O outro quadro representa um bosque, denso e profundo, com formas vagas, o arvoredo indistinto, um caminho solitário que se perde na névoa misteriosa e difusa… Quando olham, as pessoas param, não sabem bem o que pensar, mas, depois do silêncio, desponta o começo de uma conversa demorada… ‘Pergunto-me’ dizem-me, ‘o que existirá por detrás da névoa, por detrás das árvores, por detrás da obscuridade?’ Realmente aqui o visível é só a margem discreta que sugere o invisível, o indizível, o desconhecido.

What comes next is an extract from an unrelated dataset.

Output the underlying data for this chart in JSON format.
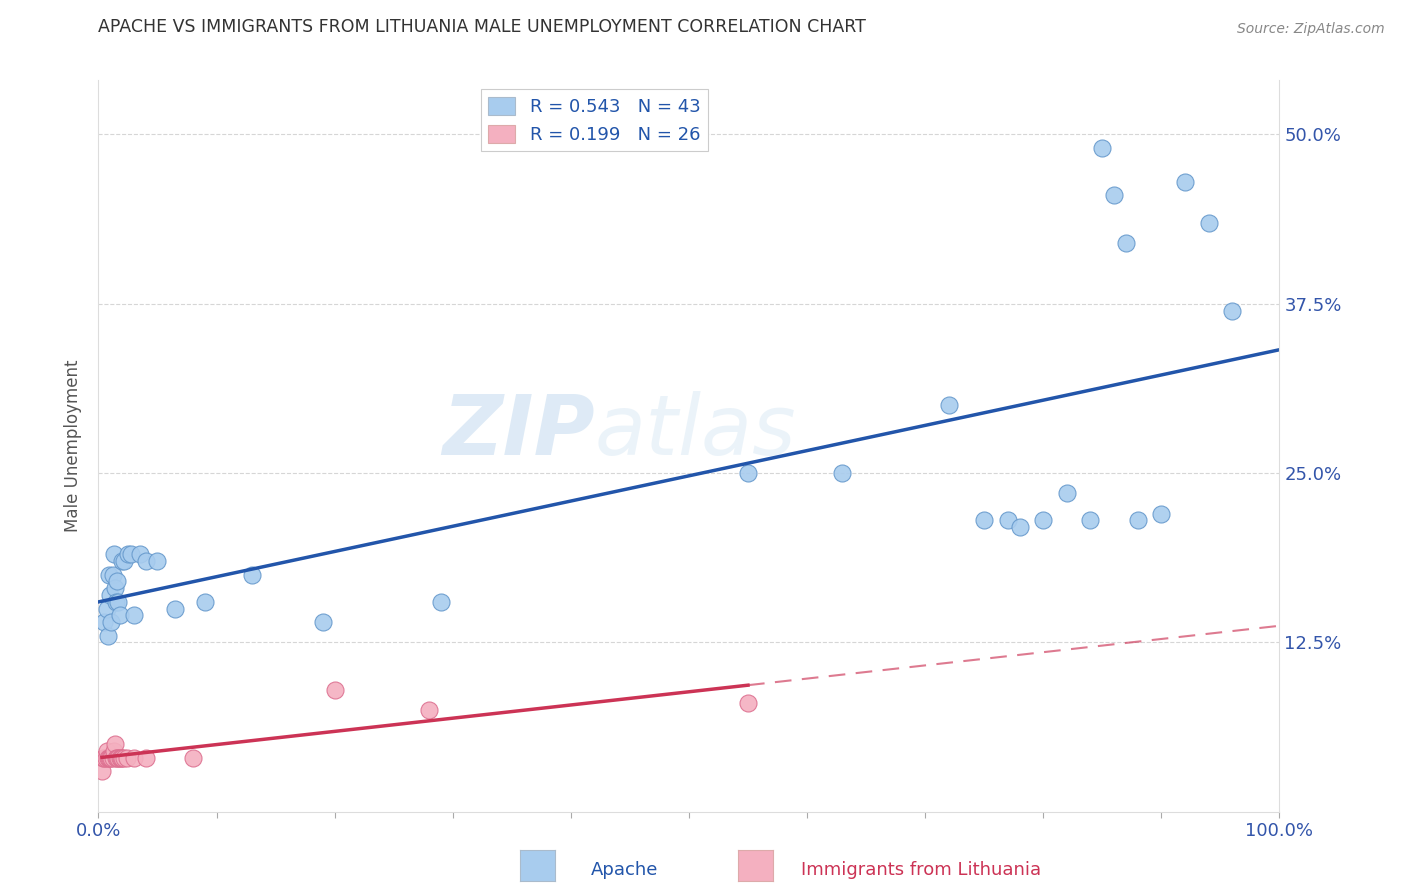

A escuta atenta que nos dispomos a fazer nos diferentes espaços que frequentamos desperta em nós perguntas como, por exemplo, “O que é?”, “Para quê? e “Por quê?”. São perguntas que nos incitam a descobrir o que se esconde por baixo das aparências, o que vai por dentro das coisas ou dos outros, numa tentativa de trazer à superfície aquilo que está encoberto. Escutar ou escavar, nesse cenário, está intimamente relacionado com a busca de resposta, um processo que podemos chamar de pesquisa.
Sob a perspectiva de processo em que se formulam perguntas e se buscam respostas, o termo pesquisa descreve os caminhos individuais e coletivos que levam a novos mundos possíveis; pesquisa é a revelação de um acontecimento. Assim, pesquisa descreve a tensão cognitiva que ocorre sempre que são realizados processos autênticos de construção de conhecimento. A pesquisa é vista como arte: assim como na arte, a pesquisa busca o que existe dentro do ser, a essência, o sentido das coisas. Com esses significados, podemos caracterizar a pesquisa como esforço vital que pode ser comum a crianças e adultos dentro de todo espaço educador.
Quando, como adultos, organizamos espaços educadores, podemos neles mergulhar como seres fechados, portadores de nossas verdades e certezas ou, então, como seres abertos, exploradores em permanente evolução, movidos pela curiosidade, o desejo, a dúvida e a incerteza. Vale lembrar que as escolhas que fazemos refletem nossa teoria – nossa visão de mundo e dos seres que nele moram – e, também, nossa cultura, nosso modo de conviver e habitar no cosmos.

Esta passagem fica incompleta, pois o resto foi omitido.